Unsupervised Time-Series Signal Analysis with Autoencoders and Vision Transformers: A Review of Architectures and Applications
It addresses the problem of analyzing unlabeled time-series data for researchers and practitioners in fields such as wireless communications and IoT, but it is incremental as it is a review paper summarizing existing work.
This review synthesizes recent progress in applying autoencoders and vision transformers for unsupervised signal analysis across domains like biomedical engineering and IoT, highlighting their use in feature extraction, anomaly detection, and classification while identifying challenges in interpretability and scalability.

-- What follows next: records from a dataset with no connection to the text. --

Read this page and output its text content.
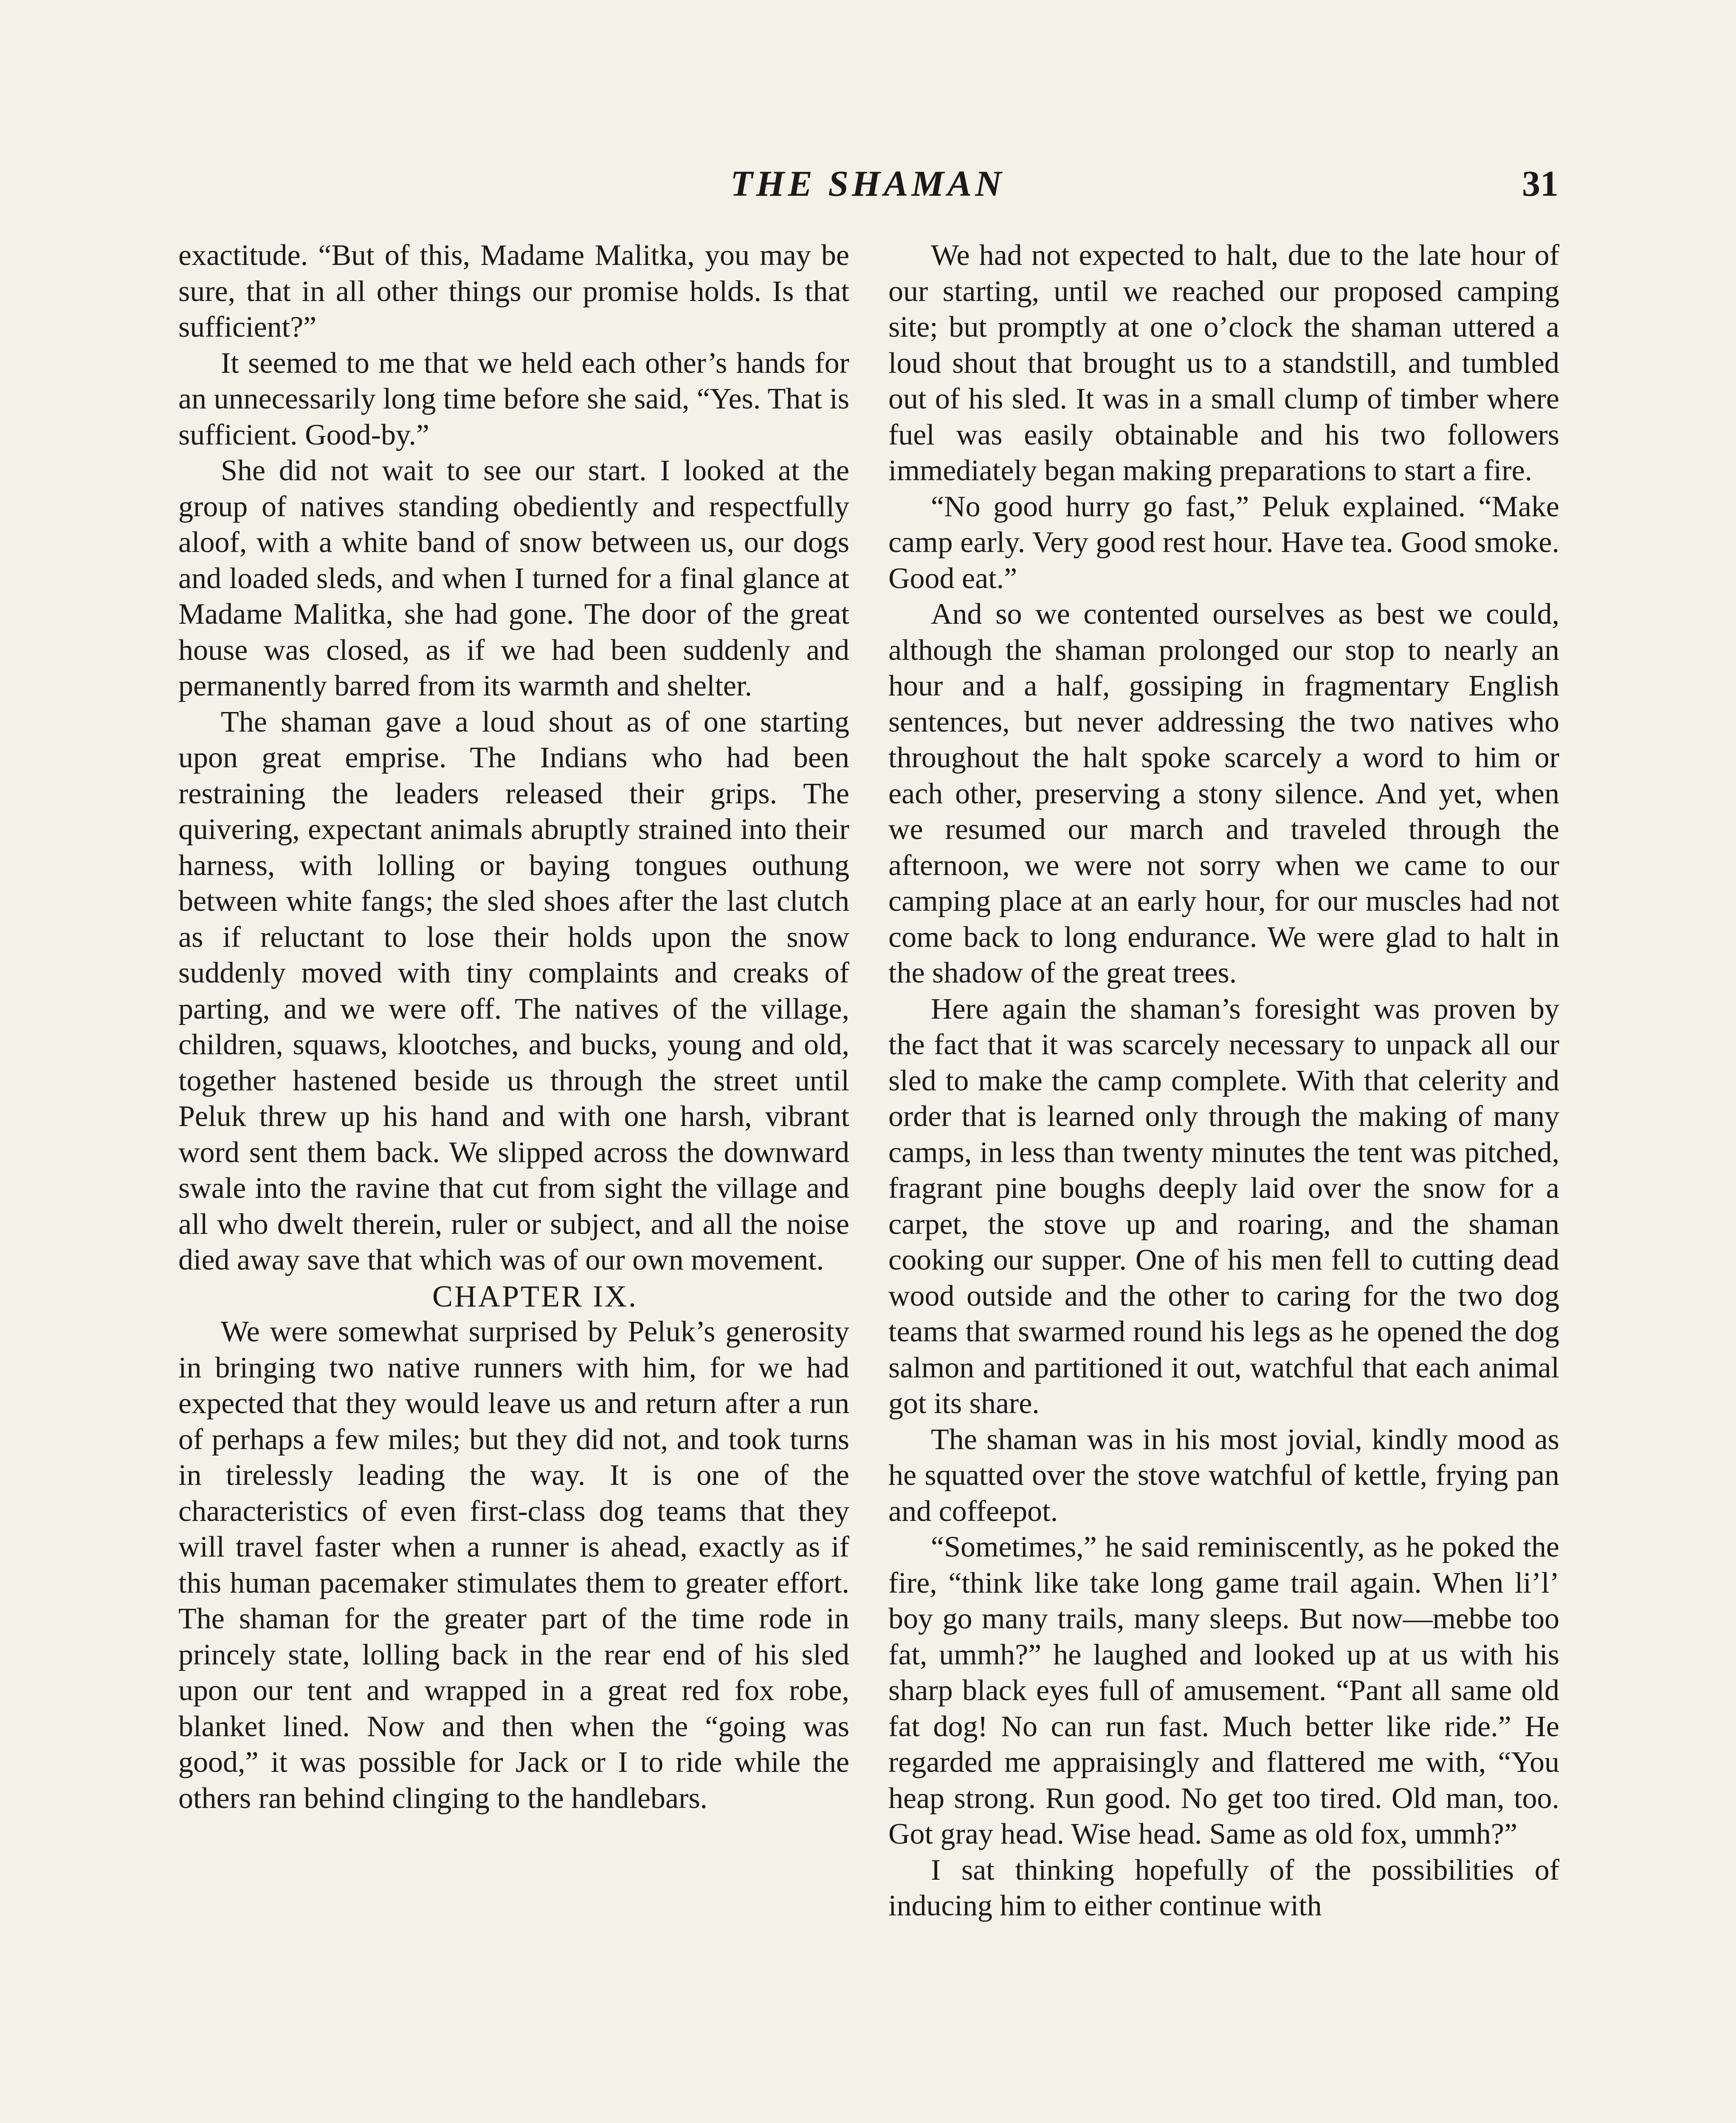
THE SHAMAN	31

exactitude. “But of this, Madame Malitka, you may be sure, that in all other things our promise holds. Is that sufficient?”

It seemed to me that we held each other’s hands for an unnecessarily long time before she said, “Yes. That is sufficient. Good-by.”

She did not wait to see our start. I looked at the group of natives standing obediently and respectfully aloof, with a white band of snow between us, our dogs and loaded sleds, and when I turned for a final glance at Madame Malitka, she had gone. The door of the great house was closed, as if we had been suddenly and permanently barred from its warmth and shelter.

The shaman gave a loud shout as of one starting upon great emprise. The Indians who had been restraining the leaders released their grips. The quivering, expectant animals abruptly strained into their harness, with lolling or baying tongues outhung between white fangs; the sled shoes after the last clutch as if reluctant to lose their holds upon the snow suddenly moved with tiny complaints and creaks of parting, and we were off. The natives of the village, children, squaws, klootches, and bucks, young and old, together hastened beside us through the street until Peluk threw up his hand and with one harsh, vibrant word sent them back. We slipped across the downward swale into the ravine that cut from sight the village and all who dwelt therein, ruler or subject, and all the noise died away save that which was of our own movement.

CHAPTER IX.

We were somewhat surprised by Peluk’s generosity in bringing two native runners with him, for we had expected that they would leave us and return after a run of perhaps a few miles; but they did not, and took turns in tirelessly leading the way. It is one of the characteristics of even first-class dog teams that they will travel faster when a runner is ahead, exactly as if this human pacemaker stimulates them to greater effort. The shaman for the greater part of the time rode in princely state, lolling back in the rear end of his sled upon our tent and wrapped in a great red fox robe, blanket lined. Now and then when the “going was good,” it was possible for Jack or I to ride while the others ran behind clinging to the handlebars.

We had not expected to halt, due to the late hour of our starting, until we reached our proposed camping site; but promptly at one o’clock the shaman uttered a loud shout that brought us to a standstill, and tumbled out of his sled. It was in a small clump of timber where fuel was easily obtainable and his two followers immediately began making preparations to start a fire.

“No good hurry go fast,” Peluk explained. “Make camp early. Very good rest hour. Have tea. Good smoke. Good eat.”

And so we contented ourselves as best we could, although the shaman prolonged our stop to nearly an hour and a half, gossiping in fragmentary English sentences, but never addressing the two natives who throughout the halt spoke scarcely a word to him or each other, preserving a stony silence. And yet, when we resumed our march and traveled through the afternoon, we were not sorry when we came to our camping place at an early hour, for our muscles had not come back to long endurance. We were glad to halt in the shadow of the great trees.

Here again the shaman’s foresight was proven by the fact that it was scarcely necessary to unpack all our sled to make the camp complete. With that celerity and order that is learned only through the making of many camps, in less than twenty minutes the tent was pitched, fragrant pine boughs deeply laid over the snow for a carpet, the stove up and roaring, and the shaman cooking our supper. One of his men fell to cutting dead wood outside and the other to caring for the two dog teams that swarmed round his legs as he opened the dog salmon and partitioned it out, watchful that each animal got its share.

The shaman was in his most jovial, kindly mood as he squatted over the stove watchful of kettle, frying pan and coffeepot.

“Sometimes,” he said reminiscently, as he poked the fire, “think like take long game trail again. When li’l’ boy go many trails, many sleeps. But now—mebbe too fat, ummh?” he laughed and looked up at us with his sharp black eyes full of amusement. “Pant all same old fat dog! No can run fast. Much better like ride.” He regarded me appraisingly and flattered me with, “You heap strong. Run good. No get too tired. Old man, too. Got gray head. Wise head. Same as old fox, ummh?”

I sat thinking hopefully of the possibilities of inducing him to either continue with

The rapid growth of unlabeled time-series data in domains such as wireless communications, radar, biomedical engineering, and the Internet of Things (IoT) has driven advancements in unsupervised learning. This review synthesizes recent progress in applying autoencoders and vision transformers for unsupervised signal analysis, focusing on their architectures, applications, and emerging trends. We explore how these models enable feature extraction, anomaly detection, and classification across diverse signal types, including electrocardiograms, radar waveforms, and IoT sensor data. The review highlights the strengths of hybrid architectures and self-supervised learning, while identifying challenges in interpretability, scalability, and domain generalization. By bridging methodological innovations and practical applications, this work offers a roadmap for developing robust, adaptive models for signal intelligence.